See https://github.com/pytorch/pytorch/issues/63916 for full description of the
issue.
ghstack-source-id: 137526309

Test Plan: CI

Reviewed By: zhaojuanmao

Differential Revision: D30745921

fbshipit-source-id: 25eb1edbf445703a481802e07f3058d38ea6fc64
---
 torch/nn/parallel/distributed.py                   | 16 ++++++++-
 .../_internal/distributed/distributed_test.py      | 40 ++++++++++++++++++++++
 2 files changed, 55 insertions(+), 1 deletion(-)

diff --git a/torch/nn/parallel/distributed.py b/torch/nn/parallel/distributed.py
index 60d2143..a1e24b1 100644
--- a/torch/nn/parallel/distributed.py
+++ b/torch/nn/parallel/distributed.py
@@ -737,6 +737,18 @@ class DistributedDataParallel(Module, Joinable):
         # The following modules_params and modules_buffers are used for
         # param/buffer sync in _sync_params.
         self.modules_params = [list(self._get_parameters(self.module))]
+        self._assign_modules_buffers()
+
+        return parameters, expect_sparse_gradient
+
+    def _assign_modules_buffers(self):
+        """
+        Assigns module buffers to self.modules_buffers which are then used to
+        broadcast across ranks when broadcast_buffers=True.
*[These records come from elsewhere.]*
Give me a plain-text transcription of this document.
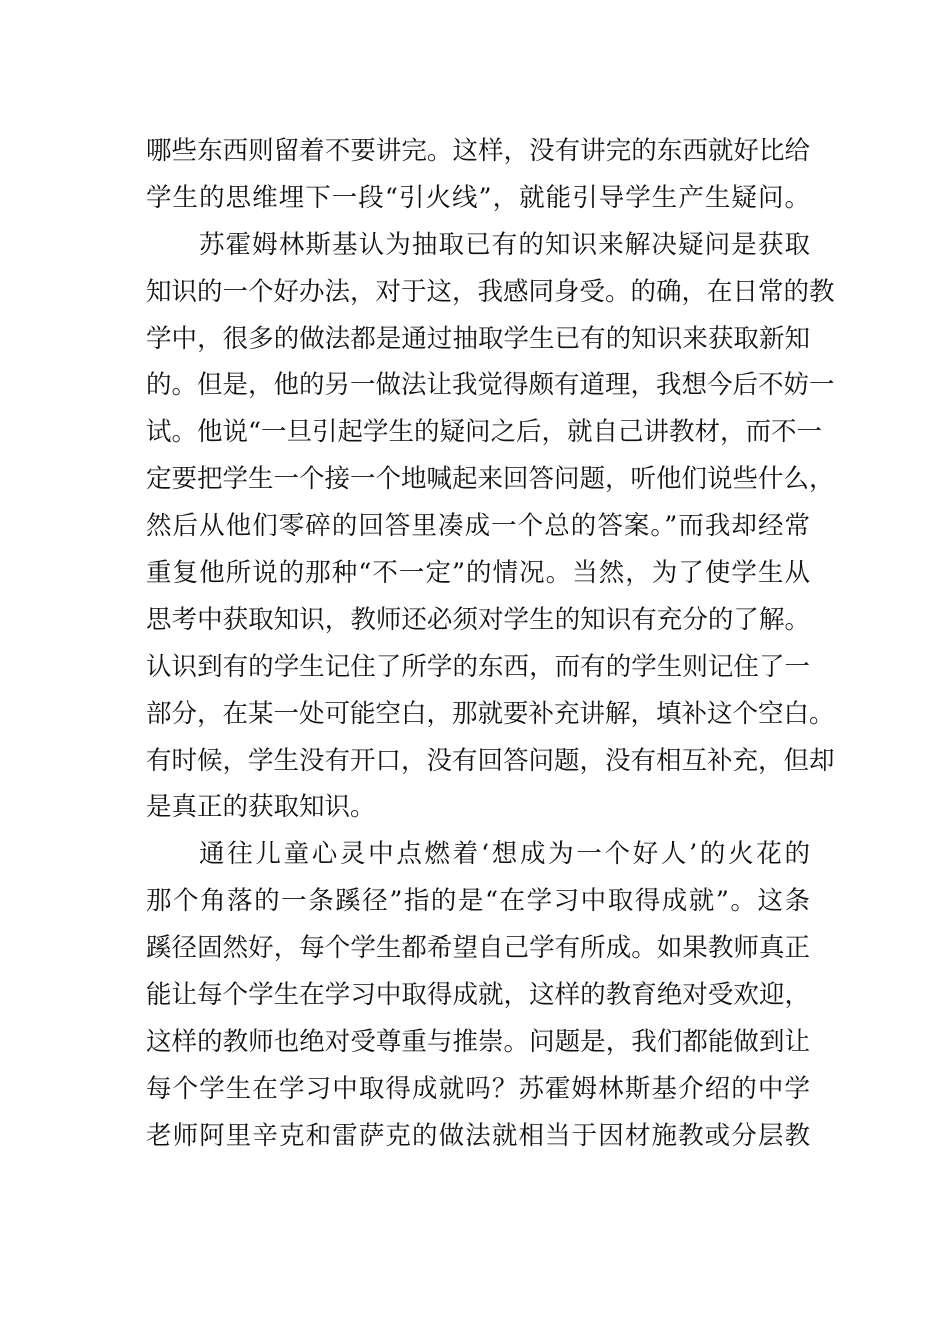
哪些东西则留着不要讲完。这样，没有讲完的东西就好比给
学生的思维埋下一段“引火线”，就能引导学生产生疑问。
苏霍姆林斯基认为抽取已有的知识来解决疑问是获取
知识的一个好办法，对于这，我感同身受。的确，在日常的教
学中，很多的做法都是通过抽取学生已有的知识来获取新知
的。但是，他的另一做法让我觉得颇有道理，我想今后不妨一
试。他说“一旦引起学生的疑问之后，就自己讲教材，而不一
定要把学生一个接一个地喊起来回答问题，听他们说些什么，
然后从他们零碎的回答里凑成一个总的答案。”而我却经常
重复他所说的那种“不一定”的情况。当然，为了使学生从
思考中获取知识，教师还必须对学生的知识有充分的了解。
认识到有的学生记住了所学的东西，而有的学生则记住了一
部分，在某一处可能空白，那就要补充讲解，填补这个空白。
有时候，学生没有开口，没有回答问题，没有相互补充，但却
是真正的获取知识。
通往儿童心灵中点燃着‘想成为一个好人’的火花的
那个角落的一条蹊径”指的是“在学习中取得成就”。这条
蹊径固然好，每个学生都希望自己学有所成。如果教师真正
能让每个学生在学习中取得成就，这样的教育绝对受欢迎，
这样的教师也绝对受尊重与推崇。问题是，我们都能做到让
每个学生在学习中取得成就吗？苏霍姆林斯基介绍的中学
老师阿里辛克和雷萨克的做法就相当于因材施教或分层教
Note that this
+        must be called every time buffers need to be synced because buffers can
+        be reassigned by user module,
+        see https://github.com/pytorch/pytorch/issues/63916.
+        """
         # Collect buffers for modules, filtering out buffers that should be ignored.
         named_module_buffers = [
             [
@@ -753,7 +765,6 @@ class DistributedDataParallel(Module, Joinable):
             for module_buffers in named_module_buffers
         ]
 
-        return parameters, expect_sparse_gradient
 
     def _build_param_to_name_mapping(self, parameters):
         param_to_param_index = {parameters[0][i]: i for i in range(len(parameters[0]))}
@@ -1371,6 +1382,9 @@ class DistributedDataParallel(Module, Joinable):
                 else:
                     # The process with rank 0 is considered the authoritative copy.
                     authoritative_rank = 0
+                # Update self.modules_buffers incase any buffers were
+                # reassigned.
+                self._assign_modules_buffers()
                 self._distributed_broadcast_coalesced(
                     self.modules_buffers[0],
                     self.broadcast_bucket_size,
diff --git a/torch/testing/_internal/distributed/distributed_test.py b/torch/testing/_internal/distributed/distributed_test.py
index 613e23e..e40d6e7 100644
--- a/torch/testing/_internal/distributed/distributed_test.py
+++ b/torch/testing/_internal/distributed/distributed_test.py
@@ -7924,3 +7924,43 @@ class DistributedTest:
         )
         def test_ddp_new_tensor_in_fwd_static_graph(self):
             return self._test_ddp_new_tensor_in_fwd(static_graph=True)
+
+        @skip_if_lt_x_gpu(2)
+        @sandcastle_skip_if(
+            BACKEND != "nccl" and BACKEND != "gloo",
+            "Only Nccl & Gloo backend support DistributedDataParallel",
+        )
+        def test_ddp_broadcast_buffer(self):
+            rank = self.rank
+            torch.cuda.set_device(rank)
+            torch.manual_seed(rank)
+            torch.cuda.manual_seed(rank)
+
+            class NetWithBuffers(nn.Module):
+                def __init__(self):
+                    super().__init__()
+                    self.a = nn.Linear(10, 10, bias=False)
+                    self.b = nn.Linear(10, 1, bias=False)
+                    self.register_buffer('buffer', torch.randn(1, 2))
+
+                def forward(self, x):
+                    return self.b(self.a(x))
+
+            model = NetWithBuffers().cuda(rank)
+            model_ddp = torch.nn.parallel.DistributedDataParallel(
+                model,
+                device_ids=[self.rank],
+            )
+            inp = torch.randn(2, 10, device=rank)
+            for i in range(6):
+                if rank == 0:
+                    model_ddp.module.buffer = model_ddp.module.buffer + 1
+                loss = model_ddp(inp).sum()
+                loss.backward()
+                # Ensure all buffers are synchronized.
+                bufs = [None for _ in range(dist.get_world_size())]
+                dist.all_gather_object(bufs, model_ddp.module.buffer)
+                bufs = [b.cpu() for b in bufs]
+                rank_0_buf = bufs[0]
+                for buf in bufs[1:]:
+                    self.assertEqual(rank_0_buf, buf)
-- 
2.7.4